Pourtant, au-delà de ce démenti, l’attitude du mouvement Ennahdha et de son président dit autre chose : les deux ont retiré de leurs pages Facebook respectives l’enregistrement du discours du leader du parti islamiste à l’origine de la tempête politico-médiatique. Et c’est bien compréhensible, puisqu’on y trouve un cinglant démenti du démenti publié par le parti islamiste.

En effet, M. Ghannouchi a bel et bien accusé les ministres sortants de corruption. Certes, la première partie du passage de son discours n’est pas très explicite à ce sujet. Il y dit seulement que «nous nous sommes limités (à l’occasion du remaniement ministériel, ndlr) à opposer des vétos contre certaines personnes que nous ne croyons pas bons dans leurs postes. Notre plus grand acquis a donc été de lutter contre ce que nous croyons être de la corruption».
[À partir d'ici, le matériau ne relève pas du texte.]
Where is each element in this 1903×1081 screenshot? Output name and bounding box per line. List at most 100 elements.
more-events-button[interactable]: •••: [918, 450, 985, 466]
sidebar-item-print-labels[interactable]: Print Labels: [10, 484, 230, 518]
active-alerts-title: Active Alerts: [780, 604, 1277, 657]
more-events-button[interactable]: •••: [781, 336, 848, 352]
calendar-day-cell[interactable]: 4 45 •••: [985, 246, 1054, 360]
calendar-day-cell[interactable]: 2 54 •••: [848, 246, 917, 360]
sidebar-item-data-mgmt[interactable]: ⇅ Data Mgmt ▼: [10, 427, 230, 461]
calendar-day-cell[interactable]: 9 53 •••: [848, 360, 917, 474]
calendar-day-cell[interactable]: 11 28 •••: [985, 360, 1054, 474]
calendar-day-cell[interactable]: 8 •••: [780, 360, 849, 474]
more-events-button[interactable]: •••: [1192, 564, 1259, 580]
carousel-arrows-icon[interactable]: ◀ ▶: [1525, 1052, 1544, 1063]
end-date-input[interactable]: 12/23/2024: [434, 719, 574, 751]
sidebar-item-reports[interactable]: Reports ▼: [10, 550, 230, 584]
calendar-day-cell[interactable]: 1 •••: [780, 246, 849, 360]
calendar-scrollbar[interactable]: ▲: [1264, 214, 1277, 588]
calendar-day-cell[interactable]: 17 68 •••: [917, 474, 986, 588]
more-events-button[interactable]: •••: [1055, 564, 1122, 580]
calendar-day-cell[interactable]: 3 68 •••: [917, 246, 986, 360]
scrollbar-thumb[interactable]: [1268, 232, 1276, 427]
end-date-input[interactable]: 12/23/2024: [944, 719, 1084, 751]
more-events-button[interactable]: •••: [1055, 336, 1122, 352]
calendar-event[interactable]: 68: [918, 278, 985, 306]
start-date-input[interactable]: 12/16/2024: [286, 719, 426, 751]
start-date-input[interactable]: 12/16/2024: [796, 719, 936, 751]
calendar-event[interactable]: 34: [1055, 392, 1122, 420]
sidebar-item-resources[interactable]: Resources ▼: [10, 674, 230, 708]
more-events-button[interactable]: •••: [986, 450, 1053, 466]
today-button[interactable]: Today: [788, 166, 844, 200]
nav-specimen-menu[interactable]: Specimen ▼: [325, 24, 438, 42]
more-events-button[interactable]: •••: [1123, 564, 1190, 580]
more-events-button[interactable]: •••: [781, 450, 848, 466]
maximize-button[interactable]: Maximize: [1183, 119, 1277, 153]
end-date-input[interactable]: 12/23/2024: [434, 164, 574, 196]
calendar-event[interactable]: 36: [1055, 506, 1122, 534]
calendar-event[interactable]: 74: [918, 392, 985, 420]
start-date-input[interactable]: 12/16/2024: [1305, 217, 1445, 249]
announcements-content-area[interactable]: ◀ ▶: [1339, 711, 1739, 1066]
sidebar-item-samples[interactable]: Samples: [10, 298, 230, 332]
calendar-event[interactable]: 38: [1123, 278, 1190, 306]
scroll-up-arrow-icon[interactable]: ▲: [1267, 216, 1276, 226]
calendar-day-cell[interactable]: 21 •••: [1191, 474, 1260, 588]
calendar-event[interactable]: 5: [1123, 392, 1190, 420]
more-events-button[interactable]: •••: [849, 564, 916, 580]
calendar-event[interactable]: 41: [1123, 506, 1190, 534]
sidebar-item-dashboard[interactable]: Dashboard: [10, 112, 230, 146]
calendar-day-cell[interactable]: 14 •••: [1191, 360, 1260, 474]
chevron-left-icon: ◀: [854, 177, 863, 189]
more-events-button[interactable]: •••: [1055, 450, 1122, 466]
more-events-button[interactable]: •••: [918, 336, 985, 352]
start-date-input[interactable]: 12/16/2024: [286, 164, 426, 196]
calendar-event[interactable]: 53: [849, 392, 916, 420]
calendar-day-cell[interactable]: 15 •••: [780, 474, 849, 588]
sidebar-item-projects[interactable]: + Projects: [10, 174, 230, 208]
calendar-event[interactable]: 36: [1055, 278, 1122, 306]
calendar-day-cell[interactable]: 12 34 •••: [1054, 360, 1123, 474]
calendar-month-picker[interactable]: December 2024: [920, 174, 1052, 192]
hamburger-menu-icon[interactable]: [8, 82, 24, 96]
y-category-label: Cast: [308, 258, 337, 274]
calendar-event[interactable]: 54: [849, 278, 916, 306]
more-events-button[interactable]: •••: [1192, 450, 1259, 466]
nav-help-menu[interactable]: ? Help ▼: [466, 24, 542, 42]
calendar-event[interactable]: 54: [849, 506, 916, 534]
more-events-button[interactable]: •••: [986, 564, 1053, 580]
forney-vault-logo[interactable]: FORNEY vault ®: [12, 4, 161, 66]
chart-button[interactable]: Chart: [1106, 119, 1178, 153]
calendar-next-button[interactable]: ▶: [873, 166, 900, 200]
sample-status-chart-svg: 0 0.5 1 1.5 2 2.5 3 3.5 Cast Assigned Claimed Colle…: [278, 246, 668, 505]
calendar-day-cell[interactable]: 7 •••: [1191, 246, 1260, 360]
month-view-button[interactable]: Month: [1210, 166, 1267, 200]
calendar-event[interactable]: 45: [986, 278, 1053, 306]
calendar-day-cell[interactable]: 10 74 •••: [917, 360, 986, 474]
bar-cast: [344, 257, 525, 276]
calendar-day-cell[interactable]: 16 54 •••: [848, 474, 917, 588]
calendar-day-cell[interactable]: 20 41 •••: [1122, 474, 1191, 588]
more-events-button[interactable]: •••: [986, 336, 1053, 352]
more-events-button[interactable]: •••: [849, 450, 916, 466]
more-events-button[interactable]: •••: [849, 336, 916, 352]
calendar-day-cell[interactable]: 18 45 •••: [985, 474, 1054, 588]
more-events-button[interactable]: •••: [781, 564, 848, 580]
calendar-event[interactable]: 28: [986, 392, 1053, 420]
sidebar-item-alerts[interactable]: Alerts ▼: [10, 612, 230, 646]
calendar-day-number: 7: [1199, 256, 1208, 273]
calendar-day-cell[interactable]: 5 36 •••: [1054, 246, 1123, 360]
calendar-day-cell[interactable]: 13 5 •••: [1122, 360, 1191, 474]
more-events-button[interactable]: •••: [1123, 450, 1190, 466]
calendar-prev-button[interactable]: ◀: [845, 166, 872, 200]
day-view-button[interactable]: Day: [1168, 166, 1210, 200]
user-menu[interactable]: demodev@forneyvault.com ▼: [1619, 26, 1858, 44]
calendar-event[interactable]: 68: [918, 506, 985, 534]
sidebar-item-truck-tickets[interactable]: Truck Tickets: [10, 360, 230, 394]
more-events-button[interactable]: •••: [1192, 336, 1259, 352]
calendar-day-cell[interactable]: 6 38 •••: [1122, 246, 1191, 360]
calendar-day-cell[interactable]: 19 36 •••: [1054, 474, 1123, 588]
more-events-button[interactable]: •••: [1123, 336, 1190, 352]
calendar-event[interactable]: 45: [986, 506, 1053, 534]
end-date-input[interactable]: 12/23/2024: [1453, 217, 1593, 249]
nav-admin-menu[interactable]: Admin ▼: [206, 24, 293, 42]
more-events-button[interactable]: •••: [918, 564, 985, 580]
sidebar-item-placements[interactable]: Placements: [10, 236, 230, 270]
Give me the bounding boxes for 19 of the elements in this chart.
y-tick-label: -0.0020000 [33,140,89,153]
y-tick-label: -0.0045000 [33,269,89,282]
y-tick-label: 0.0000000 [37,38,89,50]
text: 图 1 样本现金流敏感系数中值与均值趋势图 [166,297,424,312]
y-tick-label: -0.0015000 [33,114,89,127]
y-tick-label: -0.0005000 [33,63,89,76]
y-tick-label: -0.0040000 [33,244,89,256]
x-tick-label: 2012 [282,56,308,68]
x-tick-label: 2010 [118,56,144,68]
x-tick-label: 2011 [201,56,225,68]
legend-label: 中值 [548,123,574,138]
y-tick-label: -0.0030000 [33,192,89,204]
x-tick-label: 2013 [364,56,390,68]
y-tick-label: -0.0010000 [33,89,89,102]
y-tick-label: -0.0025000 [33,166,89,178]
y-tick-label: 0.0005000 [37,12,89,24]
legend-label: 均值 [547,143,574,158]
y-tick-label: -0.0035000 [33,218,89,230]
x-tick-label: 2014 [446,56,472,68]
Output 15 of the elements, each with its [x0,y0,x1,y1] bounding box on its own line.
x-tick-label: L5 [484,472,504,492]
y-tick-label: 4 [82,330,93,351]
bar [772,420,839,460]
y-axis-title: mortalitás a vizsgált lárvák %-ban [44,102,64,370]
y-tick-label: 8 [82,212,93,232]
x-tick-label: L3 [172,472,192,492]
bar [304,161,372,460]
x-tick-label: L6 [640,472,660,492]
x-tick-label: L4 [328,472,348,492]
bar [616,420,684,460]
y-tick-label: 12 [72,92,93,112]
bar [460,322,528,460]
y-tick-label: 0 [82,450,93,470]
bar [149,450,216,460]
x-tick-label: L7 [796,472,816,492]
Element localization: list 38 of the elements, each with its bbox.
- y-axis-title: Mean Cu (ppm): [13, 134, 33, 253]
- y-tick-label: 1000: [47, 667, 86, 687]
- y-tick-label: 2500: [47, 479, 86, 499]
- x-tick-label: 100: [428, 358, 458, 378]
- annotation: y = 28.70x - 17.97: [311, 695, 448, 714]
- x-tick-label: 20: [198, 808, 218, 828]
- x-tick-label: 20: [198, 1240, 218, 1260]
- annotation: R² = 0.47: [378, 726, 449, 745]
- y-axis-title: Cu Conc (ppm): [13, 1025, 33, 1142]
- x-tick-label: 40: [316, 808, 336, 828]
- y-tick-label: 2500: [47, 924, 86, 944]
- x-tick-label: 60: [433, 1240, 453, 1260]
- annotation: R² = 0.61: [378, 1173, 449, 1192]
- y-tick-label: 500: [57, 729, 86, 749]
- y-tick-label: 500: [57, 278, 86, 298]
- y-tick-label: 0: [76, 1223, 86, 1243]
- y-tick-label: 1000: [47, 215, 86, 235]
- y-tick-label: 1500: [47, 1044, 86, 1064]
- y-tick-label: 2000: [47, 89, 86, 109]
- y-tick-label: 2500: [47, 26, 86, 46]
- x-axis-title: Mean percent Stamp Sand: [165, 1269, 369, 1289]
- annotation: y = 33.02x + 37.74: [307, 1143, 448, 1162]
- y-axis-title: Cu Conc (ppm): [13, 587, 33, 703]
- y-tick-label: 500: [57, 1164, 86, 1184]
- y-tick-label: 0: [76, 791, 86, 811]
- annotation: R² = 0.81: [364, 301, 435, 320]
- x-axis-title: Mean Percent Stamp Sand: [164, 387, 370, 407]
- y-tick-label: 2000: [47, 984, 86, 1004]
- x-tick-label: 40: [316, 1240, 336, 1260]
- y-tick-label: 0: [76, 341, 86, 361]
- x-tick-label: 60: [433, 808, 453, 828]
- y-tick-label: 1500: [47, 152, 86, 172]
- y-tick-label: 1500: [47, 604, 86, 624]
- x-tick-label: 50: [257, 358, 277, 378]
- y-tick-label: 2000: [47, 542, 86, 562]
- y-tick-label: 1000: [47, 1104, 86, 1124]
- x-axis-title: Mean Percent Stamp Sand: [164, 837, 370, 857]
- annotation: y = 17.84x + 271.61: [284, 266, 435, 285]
Les propos du leader du parti islamiste deviennent ensuite plus directs et explicites puisqu’il parle des «éléments corrompus et incompétents au gouvernement, auxquels nous avons opposé des vétos et dont la plupart ont été limogés». On ne limoge pas un candidat à un poste ministériel mais quelqu’un qui l’occupe déjà.

Le communiqué d’Ennahdha n’ayant permis d’éteindre l’incendie provoqué par les propos de Rached Ghannouchi, le porte-parole du mouvement, Imed Khemiri, et son président lui-même vont monter au créneau mardi 20 novembre 2018 pour essayer de clore le dossier.

Dans le droit fil de la ligne de défense tracée par le communiqué du parti, M. Khemiri clame haut et fort, sur la chaîne Al Hiwar Ettounsi, qu’Ennahdha «n’a de problème avec aucun des ministres sortants et les respecte tous» et que les propos du président d’Ennahdha visaient les candidats à l’entrée au gouvernement. Cependant, ce n’est pas exactement ce que va dire M. Ghannouchi le même jour.

En effet, le président d’Ennahdha va, dans un communiqué publié le même jour, faire ce qu’il n’a pas osé ou voulu faire dans un premier temps, préférant laisser son parti prendre sa défense : présenter des excuses aux ministres sortants, mais sans aller jusqu’à admettre qu’il les a effectivement accusés de corruption, puisqu’il fait seulement référence à «quelque chose» dans son allocution du 17 novembre «dont on a compris que des soupçons de corruption pèsent sur les ministres sortants».

Cela suffira-t-il à calmer les ministres concernés et à renoncer à porter plainte ? Wait and see.